Doktor Mabuse und Mister Spock an der Universität Zürich

Wo treffen sich Doktor Mabuse und Mister Spock? Am 5. und 6. Oktober an der Universität Zürich. Am Symposium «Wissenschaft im Film – Film in der Wissenschaft» beleuchten «Startrek»-Regisseur Alexander Singer, Filmer, Wissenschafts- und Medizinhistoriker aus dem In- und Ausland das Verhältnis von Film und Wissenschaft in Geschichte und Gegenwart.

Filme bewegen nicht nur einzelne Bilder, sie bewegen die Menschheit, prägen unsere Wahrnehmung und verändern damit die Gesellschaft. Sie bestimmen die Wissenschaft und letztlich unser Bild von ihr. Akademische Experten treten regelmässig vor die Kamera, Spielfilme übersetzen wissenschaftliche Erkenntnisse und neue Aufnahmeverfahren öffnen der Wissenschaft bisher unbekannte Forschungsräume. Die modernen Bild gebenden Verfahren haben unsere Sehweisen revolutioniert. Mit diesem Themenspektrum beschäftigt sich ein öffentliches Symposium am 5. und 6. Oktober der Schweizerischen Gesellschaft für Geschichte der Medizin und der Naturwissenschaften an der Universität Zürich, zu dem wir Sie herzlich einladen.

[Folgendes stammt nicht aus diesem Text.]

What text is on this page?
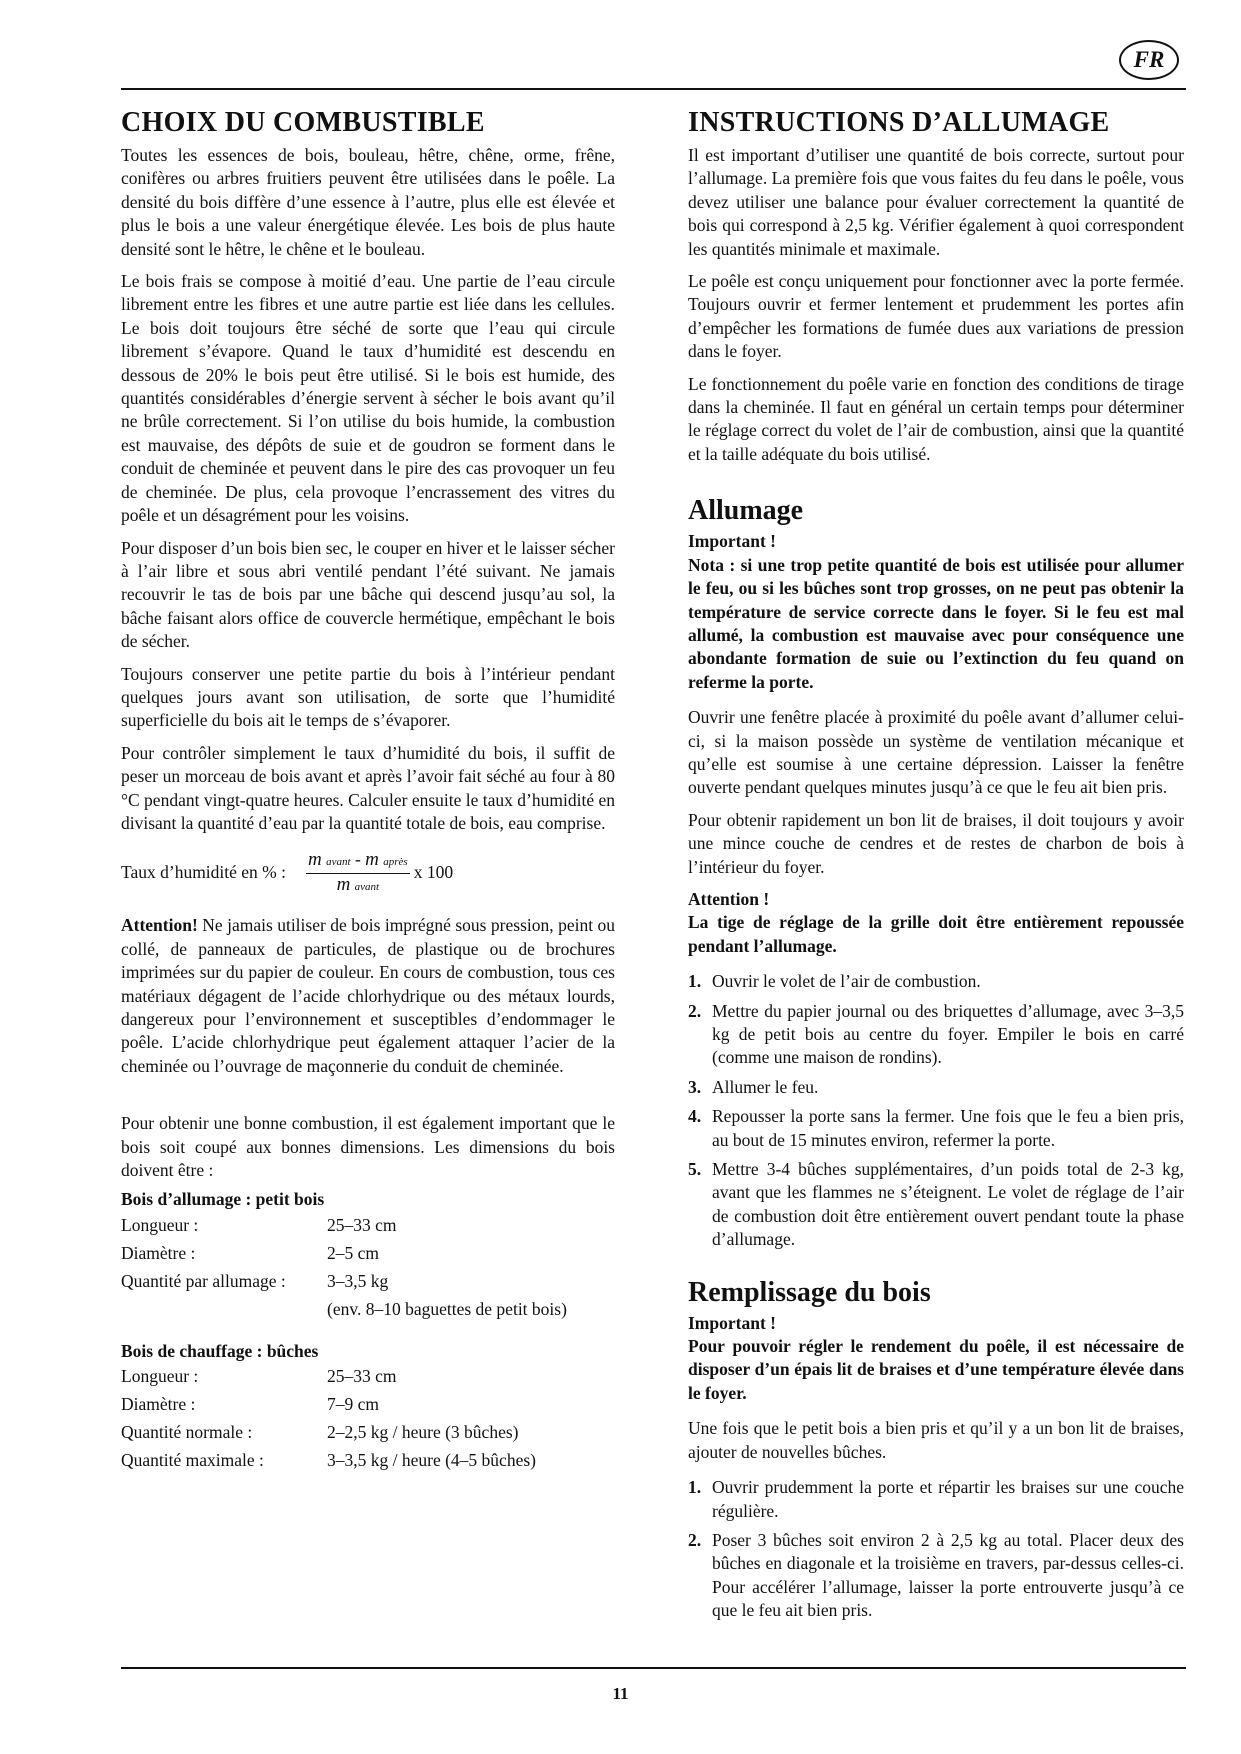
FR
CHOIX DU COMBUSTIBLE

Toutes les essences de bois, bouleau, hêtre, chêne, orme, frêne, conifères ou arbres fruitiers peuvent être utilisées dans le poêle. La densité du bois diffère d’une essence à l’autre, plus elle est élevée et plus le bois a une valeur énergétique élevée. Les bois de plus haute densité sont le hêtre, le chêne et le bouleau.

Le bois frais se compose à moitié d’eau. Une partie de l’eau circule librement entre les fibres et une autre partie est liée dans les cellules. Le bois doit toujours être séché de sorte que l’eau qui circule librement s’évapore. Quand le taux d’humidité est descendu en dessous de 20% le bois peut être utilisé. Si le bois est humide, des quantités considérables d’énergie servent à sécher le bois avant qu’il ne brûle correctement. Si l’on utilise du bois humide, la combustion est mauvaise, des dépôts de suie et de goudron se forment dans le conduit de cheminée et peuvent dans le pire des cas provoquer un feu de cheminée. De plus, cela provoque l’encrassement des vitres du poêle et un désagrément pour les voisins.

Pour disposer d’un bois bien sec, le couper en hiver et le laisser sécher à l’air libre et sous abri ventilé pendant l’été suivant. Ne jamais recouvrir le tas de bois par une bâche qui descend jusqu’au sol, la bâche faisant alors office de couvercle hermétique, empêchant le bois de sécher.

Toujours conserver une petite partie du bois à l’intérieur pendant quelques jours avant son utilisation, de sorte que l’humidité superficielle du bois ait le temps de s’évaporer.

Pour contrôler simplement le taux d’humidité du bois, il suffit de peser un morceau de bois avant et après l’avoir fait séché au four à 80 °C pendant vingt-quatre heures. Calculer ensuite le taux d’humidité en divisant la quantité d’eau par la quantité totale de bois, eau comprise.

Taux d’humidité en % : $\frac{\text{m avant - m après}}{\text{m avant}}$ x 100

Attention! Ne jamais utiliser de bois imprégné sous pression, peint ou collé, de panneaux de particules, de plastique ou de brochures imprimées sur du papier de couleur. En cours de combustion, tous ces matériaux dégagent de l’acide chlorhydrique ou des métaux lourds, dangereux pour l’environnement et susceptibles d’endommager le poêle. L’acide chlorhydrique peut également attaquer l’acier de la cheminée ou l’ouvrage de maçonnerie du conduit de cheminée.

Pour obtenir une bonne combustion, il est également important que le bois soit coupé aux bonnes dimensions. Les dimensions du bois doivent être :

Bois d’allumage : petit bois
Longueur :	25–33 cm
Diamètre :	2–5 cm
Quantité par allumage :	3–3,5 kg
	(env. 8–10 baguettes de petit bois)
Bois de chauffage : bûches
Longueur :	25–33 cm
Diamètre :	7–9 cm
Quantité normale :	2–2,5 kg / heure (3 bûches)
Quantité maximale :	3–3,5 kg / heure (4–5 bûches)
INSTRUCTIONS D’ALLUMAGE

Il est important d’utiliser une quantité de bois correcte, surtout pour l’allumage. La première fois que vous faites du feu dans le poêle, vous devez utiliser une balance pour évaluer correctement la quantité de bois qui correspond à 2,5 kg. Vérifier également à quoi correspondent les quantités minimale et maximale.

Le poêle est conçu uniquement pour fonctionner avec la porte fermée. Toujours ouvrir et fermer lentement et prudemment les portes afin d’empêcher les formations de fumée dues aux variations de pression dans le foyer.

Le fonctionnement du poêle varie en fonction des conditions de tirage dans la cheminée. Il faut en général un certain temps pour déterminer le réglage correct du volet de l’air de combustion, ainsi que la quantité et la taille adéquate du bois utilisé.

Allumage
Important !

Nota : si une trop petite quantité de bois est utilisée pour allumer le feu, ou si les bûches sont trop grosses, on ne peut pas obtenir la température de service correcte dans le foyer. Si le feu est mal allumé, la combustion est mauvaise avec pour conséquence une abondante formation de suie ou l’extinction du feu quand on referme la porte.

Ouvrir une fenêtre placée à proximité du poêle avant d’allumer celui-ci, si la maison possède un système de ventilation mécanique et qu’elle est soumise à une certaine dépression. Laisser la fenêtre ouverte pendant quelques minutes jusqu’à ce que le feu ait bien pris.

Pour obtenir rapidement un bon lit de braises, il doit toujours y avoir une mince couche de cendres et de restes de charbon de bois à l’intérieur du foyer.

Attention !

La tige de réglage de la grille doit être entièrement repoussée pendant l’allumage.

1. Ouvrir le volet de l’air de combustion.
2. Mettre du papier journal ou des briquettes d’allumage, avec 3–3,5 kg de petit bois au centre du foyer. Empiler le bois en carré (comme une maison de rondins).
3. Allumer le feu.
4. Repousser la porte sans la fermer. Une fois que le feu a bien pris, au bout de 15 minutes environ, refermer la porte.
5. Mettre 3-4 bûches supplémentaires, d’un poids total de 2-3 kg, avant que les flammes ne s’éteignent. Le volet de réglage de l’air de combustion doit être entièrement ouvert pendant toute la phase d’allumage.
Remplissage du bois
Important !

Pour pouvoir régler le rendement du poêle, il est nécessaire de disposer d’un épais lit de braises et d’une température élevée dans le foyer.

Une fois que le petit bois a bien pris et qu’il y a un bon lit de braises, ajouter de nouvelles bûches.

1. Ouvrir prudemment la porte et répartir les braises sur une couche régulière.
2. Poser 3 bûches soit environ 2 à 2,5 kg au total. Placer deux des bûches en diagonale et la troisième en travers, par-dessus celles-ci. Pour accélérer l’allumage, laisser la porte entrouverte jusqu’à ce que le feu ait bien pris.
11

Themenschwerpunkte des Symposiums:

  • Wie werden Wissenschaft und Wissenschaftler im Kino präsentiert? Und wie verändert das veröffentlichte Bild die Selbst- und Fremdwahrnehmung der Forschenden? Sir Christopher Frayling, Rektor des Royal College of Art in London, stellt dass Filmbild des verrückten Professors vor – vom liebenswürdig schrulligen Jerry Lewis bis zum bösartigen Dr. Mabuse.
  • Der facettenreichen Geschichte der Natur- und Tierfilme - von den ersten Lokomotionsstudien bis zum «cinéma scientifique» und heutigem Tier-TV – widmen sich weitere Referenten wie der Autor und Filmhistoriker Derek Bousé, Philadelphia, oder Andreas Moser vom SFDRS.
  • Wie und mit welcher Zielsetzung wurden medizinische und naturwissenschaftliche Erkenntnisse im Film umgesetzt? Stanley Kubricks langjähriger Weggefährte und «Startrek»-Regisseur Alexander Singer, Los Angeles, zeigt an konkreten Beispielen, wie zeitgenössisches Wissen im Spielfilm dargestellt wird.
  • Lange galt der Film als «objektiv», dokumentierte Versuche, diagnostische Methoden und Resultate. Verändert sich Wissen im Medialisierungsprozess? Das fragen sich Historiker wie Jakob Tanner aus Zürich.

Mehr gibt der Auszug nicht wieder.